Undeniably, by virtue of government’s very limited budget for social services the older persons do not enjoy adequate and appropriate services. They rely much on their families’ support which are but economically handicapped to meet the requirements of ageing members.

While there are many non-government and voluntary organizations in the city, those dealing with special groups especially for elderly remain very few and offer limited and far between services in select areas and communities.

Like in any other country, rights promotion for the older persons in the Philippines, especially poor older women, is relegated to the background. Ageism, concretely, adds to the factors in the appreciation of the human development process, even as perceptively, a life-cycle approach to responses to people’s needs and rights is also a weak dimension in social development efforts.
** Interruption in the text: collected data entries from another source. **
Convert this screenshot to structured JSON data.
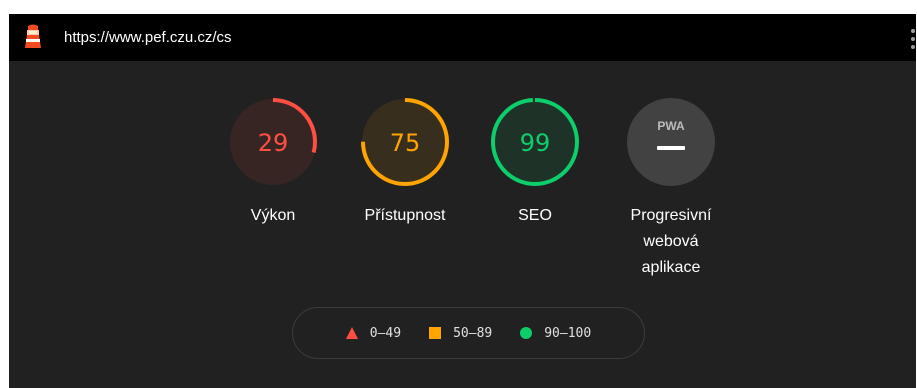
{
  "header": {
    "url": "https://www.pef.czu.cz/cs",
    "logo_icon": "lighthouse-icon",
    "menu_icon": "more-vertical-icon"
  },
  "gauges": [
    {
      "label": "Výkon",
      "score": "29",
      "value": 0.29,
      "status": "fail",
      "color": "#ff4e42"
    },
    {
      "label": "Přístupnost",
      "score": "75",
      "value": 0.75,
      "status": "average",
      "color": "#ffa400"
    },
    {
      "label": "SEO",
      "score": "99",
      "value": 0.99,
      "status": "pass",
      "color": "#0cce6b"
    },
    {
      "label": "Progresivní webová aplikace",
      "badge": "PWA",
      "score": "—",
      "status": "neutral",
      "color": "#ffffff"
    }
  ],
  "legend": [
    {
      "shape": "triangle-icon",
      "range": "0–49",
      "color": "#ff4e42"
    },
    {
      "shape": "square-icon",
      "range": "50–89",
      "color": "#ffa400"
    },
    {
      "shape": "circle-icon",
      "range": "90–100",
      "color": "#0cce6b"
    }
  ],
  "colors": {
    "background": "#212121",
    "topbar": "#000000",
    "fail": "#ff4e42",
    "average": "#ffa400",
    "pass": "#0cce6b"
  }
}
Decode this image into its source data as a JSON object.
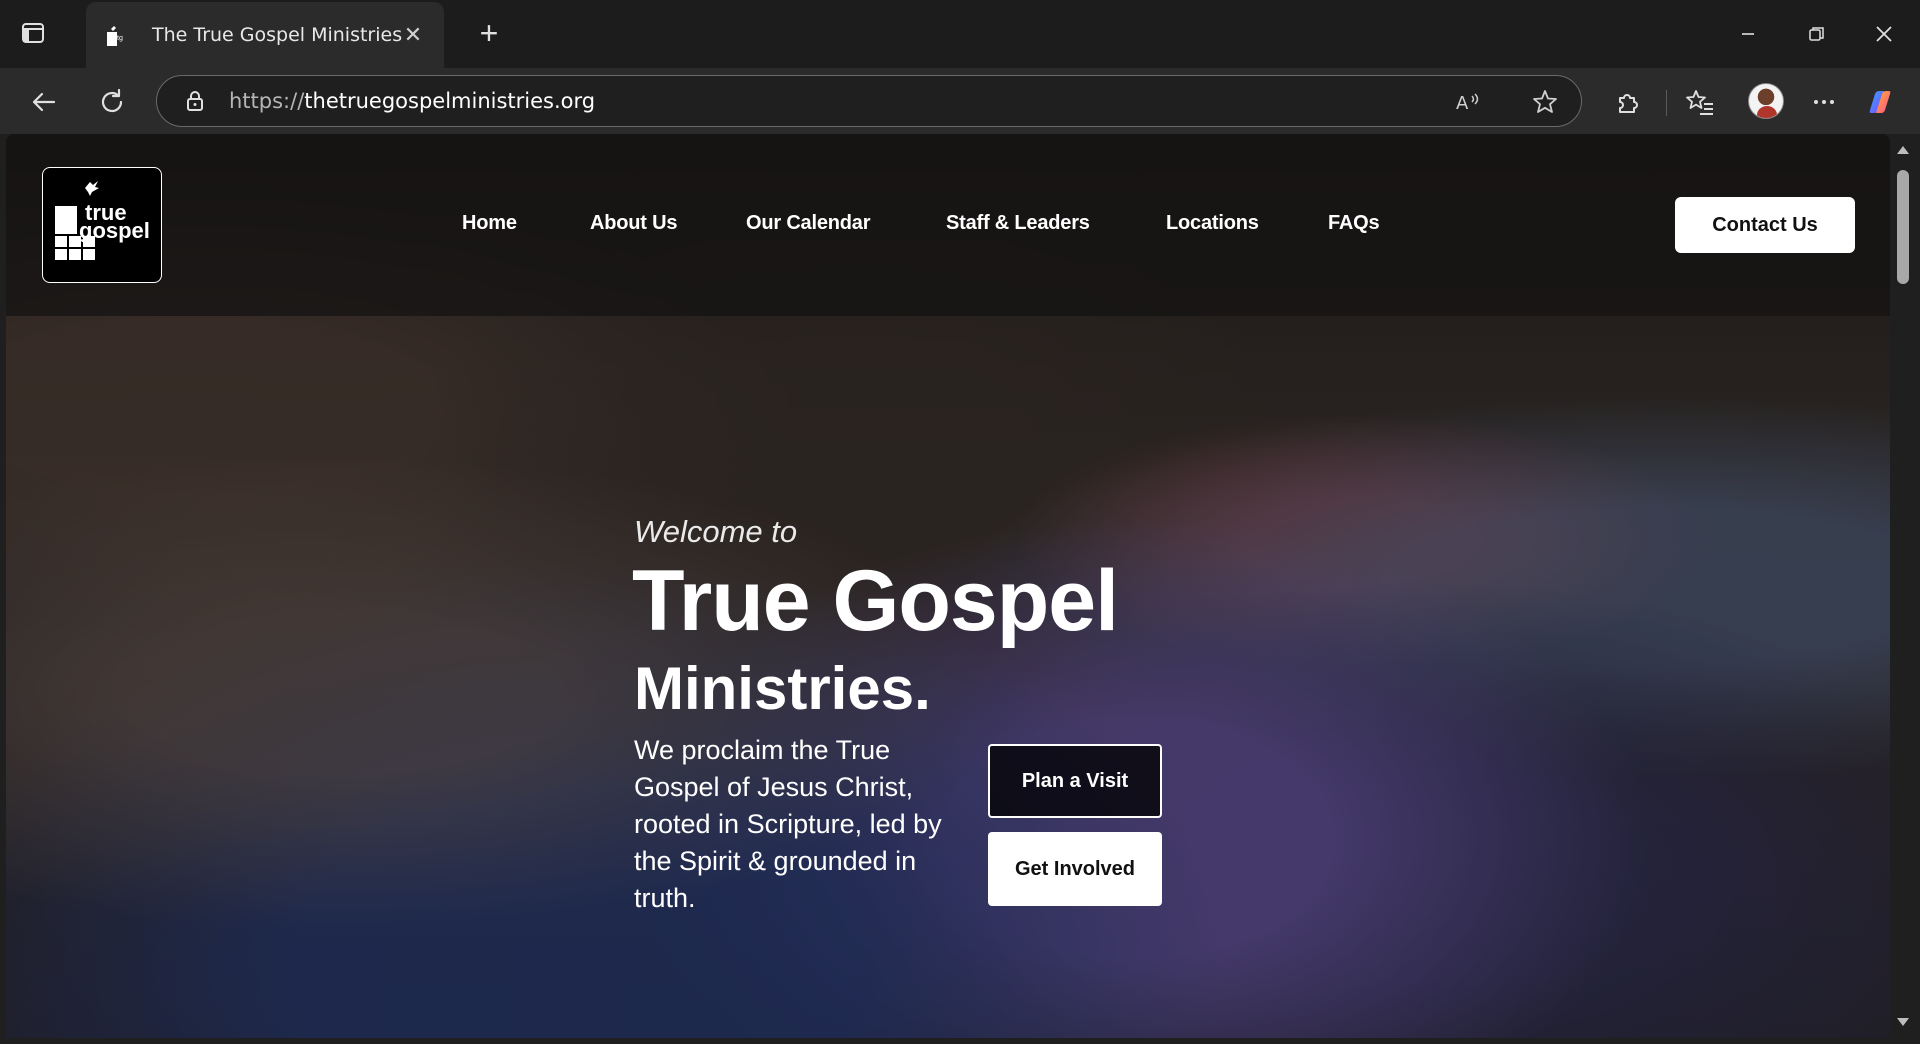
{
  "browser": {
    "tab_title": "The True Gospel Ministries",
    "tab_close_glyph": "✕",
    "new_tab_glyph": "+",
    "url_protocol": "https://",
    "url_host": "thetruegospelministries.org",
    "icons": [
      "tab-actions-icon",
      "back-arrow-icon",
      "reload-icon",
      "lock-icon",
      "read-aloud-icon",
      "star-icon",
      "extensions-icon",
      "favorites-icon",
      "profile-avatar",
      "more-icon",
      "copilot-icon",
      "minimize-icon",
      "restore-icon",
      "close-icon"
    ]
  },
  "site": {
    "logo": {
      "line1": "true",
      "line2": "gospel"
    },
    "nav": [
      "Home",
      "About Us",
      "Our Calendar",
      "Staff & Leaders",
      "Locations",
      "FAQs"
    ],
    "contact_label": "Contact Us"
  },
  "hero": {
    "welcome": "Welcome to",
    "title_line1": "True Gospel",
    "title_line2": "Ministries.",
    "description": "We proclaim the True Gospel of Jesus Christ, rooted in Scripture, led by the Spirit & grounded in truth.",
    "plan_visit_label": "Plan a Visit",
    "get_involved_label": "Get Involved"
  },
  "colors": {
    "browser_chrome": "#1c1c1c",
    "toolbar": "#2b2b2b",
    "primary_button_bg": "#ffffff",
    "primary_button_text": "#111111"
  }
}
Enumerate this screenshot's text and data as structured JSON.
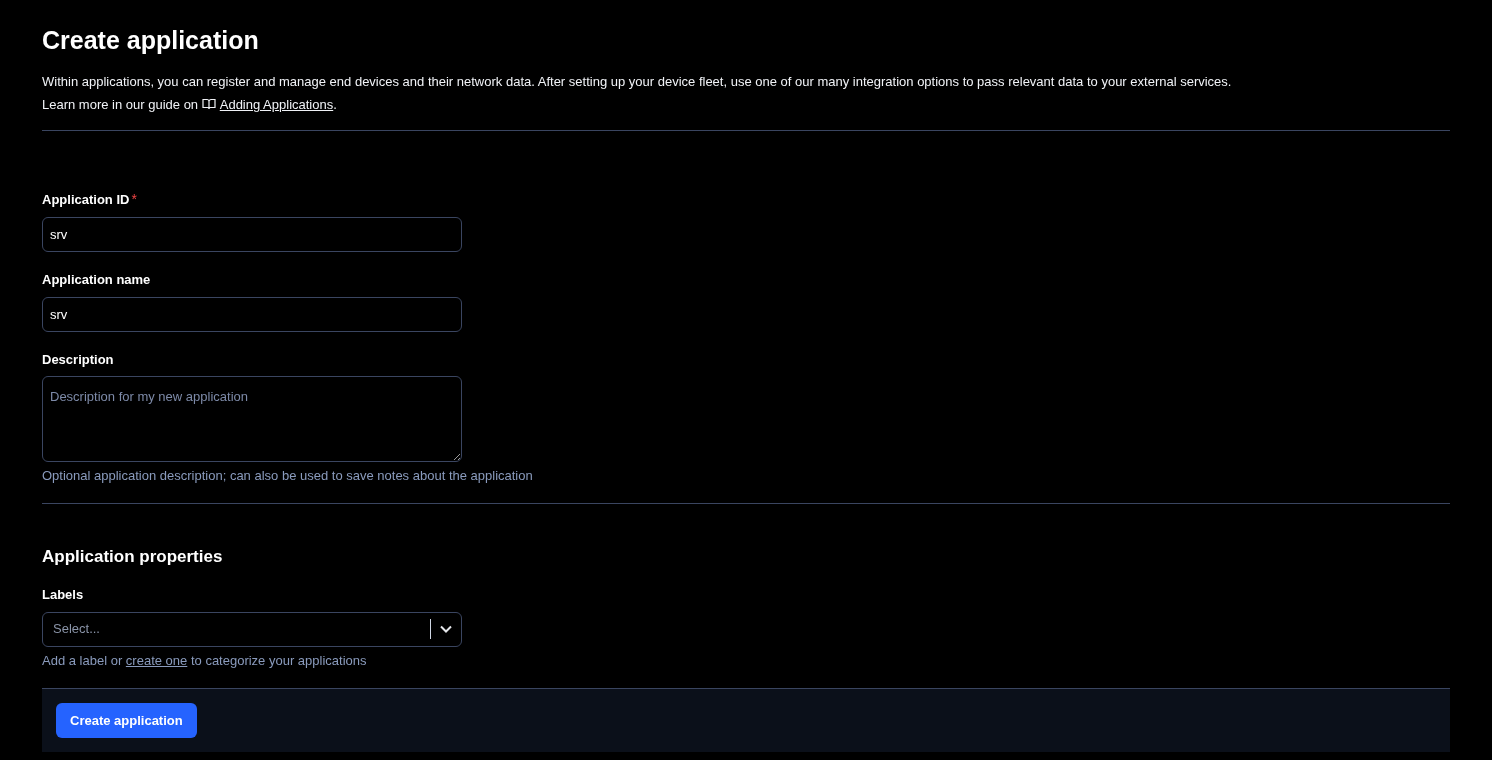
{
  "page": {
    "title": "Create application",
    "intro": "Within applications, you can register and manage end devices and their network data. After setting up your device fleet, use one of our many integration options to pass relevant data to your external services.",
    "guide": {
      "prefix": "Learn more in our guide on",
      "link": "Adding Applications",
      "suffix": "."
    }
  },
  "fields": [
    {
      "kind": "text",
      "label": "Application ID",
      "required_mark": "*",
      "value": "srv"
    },
    {
      "kind": "text",
      "label": "Application name",
      "value": "srv"
    },
    {
      "kind": "textarea",
      "label": "Description",
      "placeholder": "Description for my new application",
      "hint": {
        "text": "Optional application description; can also be used to save notes about the application"
      }
    }
  ],
  "properties": {
    "title": "Application properties",
    "fields": [
      {
        "kind": "select",
        "label": "Labels",
        "placeholder": "Select...",
        "hint": {
          "prefix": "Add a label or",
          "link": "create one",
          "suffix": "to categorize your applications"
        }
      }
    ]
  },
  "submit": {
    "label": "Create application"
  }
}
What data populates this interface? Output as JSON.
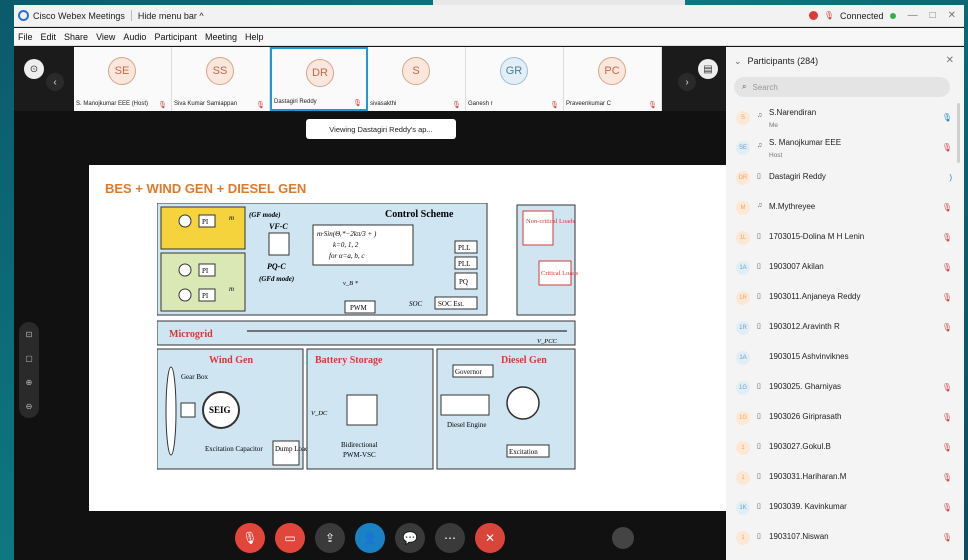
{
  "window": {
    "app_title": "Cisco Webex Meetings",
    "hide_menu": "Hide menu bar ^",
    "status": "Connected"
  },
  "menu": [
    "File",
    "Edit",
    "Share",
    "View",
    "Audio",
    "Participant",
    "Meeting",
    "Help"
  ],
  "thumbnails": [
    {
      "initials": "SE",
      "name": "S. Manojkumar EEE (Host)",
      "color": "orange"
    },
    {
      "initials": "SS",
      "name": "Siva Kumar Samiappan",
      "color": "orange"
    },
    {
      "initials": "DR",
      "name": "Dastagiri Reddy",
      "color": "orange",
      "active": true
    },
    {
      "initials": "S",
      "name": "sivasakthi",
      "color": "orange"
    },
    {
      "initials": "GR",
      "name": "Ganesh r",
      "color": "blue"
    },
    {
      "initials": "PC",
      "name": "Praveenkumar C",
      "color": "orange"
    }
  ],
  "toast": "Viewing Dastagiri Reddy's ap...",
  "slide": {
    "title": "BES + WIND GEN + DIESEL GEN",
    "control_scheme": "Control Scheme",
    "gf_mode": "(GF mode)",
    "vf_c": "VF-C",
    "pq_c": "PQ-C",
    "gfd_mode": "(GFd mode)",
    "formula_1": "m·Sin(Θₑ*−2kπ/3 + )",
    "formula_2": "k=0, 1, 2",
    "formula_3": "for α=a, b, c",
    "pwm": "PWM",
    "pll": "PLL",
    "pq": "PQ",
    "soc_est": "SOC Est.",
    "soc": "SOC",
    "non_critical": "Non-critical Loads",
    "critical": "Critical Loads",
    "microgrid": "Microgrid",
    "vpcc": "V_PCC",
    "wind_gen": "Wind Gen",
    "battery_storage": "Battery Storage",
    "diesel_gen": "Diesel Gen",
    "gear_box": "Gear Box",
    "seig": "SEIG",
    "excitation_capacitor": "Excitation Capacitor",
    "dump_load": "Dump Load",
    "vdc": "V_DC",
    "bidirectional": "Bidirectional",
    "pwm_vsc": "PWM-VSC",
    "governor": "Governor",
    "diesel_engine": "Diesel Engine",
    "excitation": "Excitation",
    "pi": "PI",
    "m": "m",
    "vb": "v_B *"
  },
  "controls": [
    "mute",
    "video",
    "share",
    "participants",
    "chat",
    "more",
    "leave"
  ],
  "panel": {
    "title": "Participants (284)",
    "search_placeholder": "Search",
    "participants": [
      {
        "initials": "S",
        "name": "S.Narendiran",
        "sub": "Me",
        "dev": "audio",
        "mic": "speaking",
        "color": "o"
      },
      {
        "initials": "SE",
        "name": "S. Manojkumar EEE",
        "sub": "Host",
        "dev": "audio",
        "mic": "muted",
        "color": "b"
      },
      {
        "initials": "DR",
        "name": "Dastagiri Reddy",
        "sub": "",
        "dev": "screen",
        "mic": "on",
        "color": "o"
      },
      {
        "initials": "M",
        "name": "M.Mythreyee",
        "sub": "",
        "dev": "audio",
        "mic": "muted",
        "color": "o"
      },
      {
        "initials": "1L",
        "name": "1703015-Dolina M H Lenin",
        "sub": "",
        "dev": "screen",
        "mic": "muted",
        "color": "o"
      },
      {
        "initials": "1A",
        "name": "1903007 Akilan",
        "sub": "",
        "dev": "screen",
        "mic": "muted",
        "color": "b"
      },
      {
        "initials": "1R",
        "name": "1903011.Anjaneya Reddy",
        "sub": "",
        "dev": "screen",
        "mic": "muted",
        "color": "o"
      },
      {
        "initials": "1R",
        "name": "1903012.Aravinth R",
        "sub": "",
        "dev": "screen",
        "mic": "muted",
        "color": "b"
      },
      {
        "initials": "1A",
        "name": "1903015 Ashvinviknes",
        "sub": "",
        "dev": "",
        "mic": "",
        "color": "b"
      },
      {
        "initials": "1G",
        "name": "1903025. Gharniyas",
        "sub": "",
        "dev": "screen",
        "mic": "muted",
        "color": "b"
      },
      {
        "initials": "1G",
        "name": "1903026 Giriprasath",
        "sub": "",
        "dev": "screen",
        "mic": "muted",
        "color": "o"
      },
      {
        "initials": "1",
        "name": "1903027.Gokul.B",
        "sub": "",
        "dev": "screen",
        "mic": "muted",
        "color": "o"
      },
      {
        "initials": "1",
        "name": "1903031.Hariharan.M",
        "sub": "",
        "dev": "screen",
        "mic": "muted",
        "color": "o"
      },
      {
        "initials": "1K",
        "name": "1903039. Kavinkumar",
        "sub": "",
        "dev": "screen",
        "mic": "muted",
        "color": "b"
      },
      {
        "initials": "1",
        "name": "1903107.Niswan",
        "sub": "",
        "dev": "screen",
        "mic": "muted",
        "color": "o"
      }
    ]
  }
}
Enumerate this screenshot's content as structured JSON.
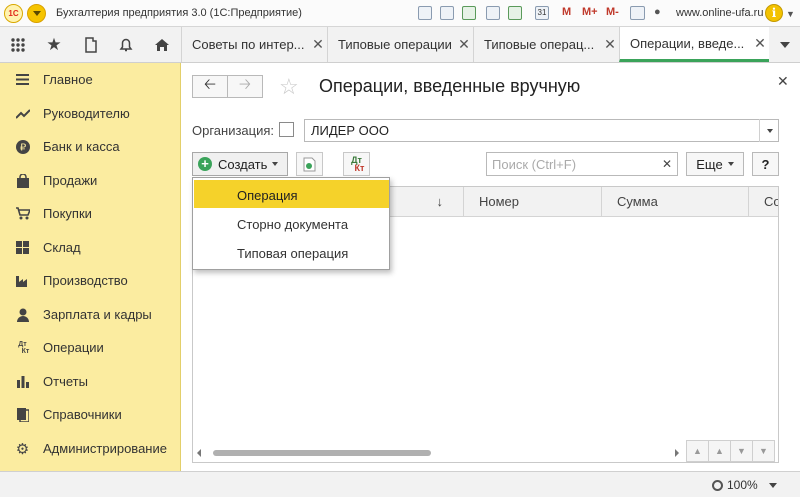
{
  "titlebar": {
    "app_title": "Бухгалтерия предприятия 3.0  (1С:Предприятие)",
    "logo_text": "1С",
    "m_labels": [
      "M",
      "M+",
      "M-"
    ],
    "site": "www.online-ufa.ru",
    "calendar_day": "31"
  },
  "tabs": [
    {
      "label": "Советы по интер..."
    },
    {
      "label": "Типовые операции"
    },
    {
      "label": "Типовые операц..."
    },
    {
      "label": "Операции, введе..."
    }
  ],
  "sidebar": {
    "items": [
      {
        "label": "Главное",
        "icon": "hamburger-icon"
      },
      {
        "label": "Руководителю",
        "icon": "trend-icon"
      },
      {
        "label": "Банк и касса",
        "icon": "ruble-coin-icon"
      },
      {
        "label": "Продажи",
        "icon": "shopping-bag-icon"
      },
      {
        "label": "Покупки",
        "icon": "cart-icon"
      },
      {
        "label": "Склад",
        "icon": "grid-icon"
      },
      {
        "label": "Производство",
        "icon": "factory-icon"
      },
      {
        "label": "Зарплата и кадры",
        "icon": "person-icon"
      },
      {
        "label": "Операции",
        "icon": "dt-kt-icon"
      },
      {
        "label": "Отчеты",
        "icon": "bar-chart-icon"
      },
      {
        "label": "Справочники",
        "icon": "books-icon"
      },
      {
        "label": "Администрирование",
        "icon": "gear-icon"
      }
    ]
  },
  "main": {
    "title": "Операции, введенные вручную",
    "org_label": "Организация:",
    "org_value": "ЛИДЕР ООО",
    "create_label": "Создать",
    "dtkt_top": "Дт",
    "dtkt_bottom": "Кт",
    "search_placeholder": "Поиск (Ctrl+F)",
    "more_label": "Еще",
    "help_label": "?",
    "columns": [
      "↓",
      "Номер",
      "Сумма",
      "Со"
    ]
  },
  "dropdown": {
    "items": [
      "Операция",
      "Сторно документа",
      "Типовая операция"
    ],
    "highlighted": 0
  },
  "statusbar": {
    "zoom": "100%"
  },
  "colors": {
    "sidebar_bg": "#fbeca0",
    "highlight": "#f5d22a",
    "accent_green": "#3aa35a"
  }
}
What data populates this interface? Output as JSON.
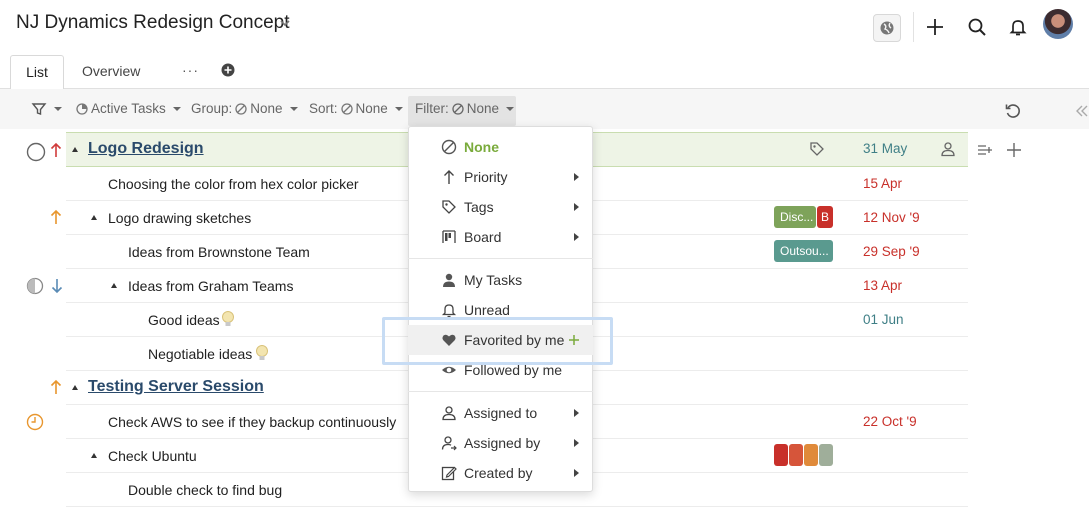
{
  "header": {
    "project_title": "NJ Dynamics Redesign Concept"
  },
  "tabs": [
    {
      "label": "List",
      "active": true
    },
    {
      "label": "Overview",
      "active": false
    }
  ],
  "tabs_more": "···",
  "toolbar": {
    "active_tasks": "Active Tasks",
    "group_label": "Group:",
    "group_value": "None",
    "sort_label": "Sort:",
    "sort_value": "None",
    "filter_label": "Filter:",
    "filter_value": "None"
  },
  "groups": [
    {
      "title": "Logo Redesign",
      "date": "31 May"
    },
    {
      "title": "Testing Server Session"
    }
  ],
  "tasks": [
    {
      "text": "Choosing the color from hex color picker",
      "date": "15 Apr"
    },
    {
      "text": "Logo drawing sketches",
      "tags": [
        "Disc...",
        "B"
      ],
      "date": "12 Nov '9"
    },
    {
      "text": "Ideas from Brownstone Team",
      "tags": [
        "Outsou..."
      ],
      "date": "29 Sep '9"
    },
    {
      "text": "Ideas from Graham Teams",
      "date": "13 Apr"
    },
    {
      "text": "Good ideas",
      "date": "01 Jun"
    },
    {
      "text": "Negotiable ideas"
    },
    {
      "text": "Check AWS to see if they backup continuously",
      "date": "22 Oct '9"
    },
    {
      "text": "Check Ubuntu"
    },
    {
      "text": "Double check to find bug"
    }
  ],
  "filter_menu": {
    "items": [
      {
        "label": "None",
        "icon": "none-icon",
        "selected": true
      },
      {
        "label": "Priority",
        "icon": "arrow-up-icon",
        "submenu": true
      },
      {
        "label": "Tags",
        "icon": "tag-icon",
        "submenu": true
      },
      {
        "label": "Board",
        "icon": "board-icon",
        "submenu": true
      },
      {
        "label": "My Tasks",
        "icon": "person-icon"
      },
      {
        "label": "Unread",
        "icon": "bell-icon"
      },
      {
        "label": "Favorited by me",
        "icon": "heart-icon",
        "highlighted": true
      },
      {
        "label": "Followed by me",
        "icon": "eye-icon"
      },
      {
        "label": "Assigned to",
        "icon": "assigned-to-icon",
        "submenu": true
      },
      {
        "label": "Assigned by",
        "icon": "assigned-by-icon",
        "submenu": true
      },
      {
        "label": "Created by",
        "icon": "created-by-icon",
        "submenu": true
      }
    ]
  },
  "colors": {
    "accent_green": "#7aab3c",
    "group_link": "#2a4a6b",
    "date_red": "#c8302a",
    "date_teal": "#3f7f86",
    "tag_green": "#7ea35a",
    "tag_teal": "#5a9a8f",
    "tag_red": "#c8302a",
    "priority_orange": "#e8962e",
    "priority_red": "#d03b3b",
    "priority_blue": "#5a8bb5"
  }
}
At this point, any attempts to increase the pension of the elderly covered by the Social Security System (SSS), I supposed, seriously consider the United Nations projections that:

  • A marked increase in the population over the age of 60 years is expected in the future, particularly in the segment of those aged 80 years and over;
  • In many countries, the increase in the proportion of the over-60 population is expected to become apparent over the next few decades, and especially during the first quarter of the twenty-first century; and
  • Increasingly women will constitute the majority of these elderly populations.

The UN noted that the issue of the ageing of populations, with its vast implications both for overall development at the national level and for the welfare and safety of older individuals, is therefore one which will concern all countries in the relatively near future; it already affects some of the more developed regions of the world.

The national clamor for the passage of a bill (incidentally an initiative of Representative Neri Colmenares of the Makabayan bloc), granting an increase of the senior citizen’s monthly allowance under SSS, is a clear indication of the urgent need to promote the rights of the elderly and respond to the specific needs of this special sector yet the current dispensation rejected such a national strategic intervention as gleaned from the UN projections.

It is strategic as it is immediate. It addresses the overdue recognition of an aspect of the right to a holistic care of the older persons, at least to those who are fortunately subscribed to SSS, who rendered services unselfishly to the maintenance of society in immeasurable ways and tactically eases the families heavily burdened by the cost of living in this era of mal-development.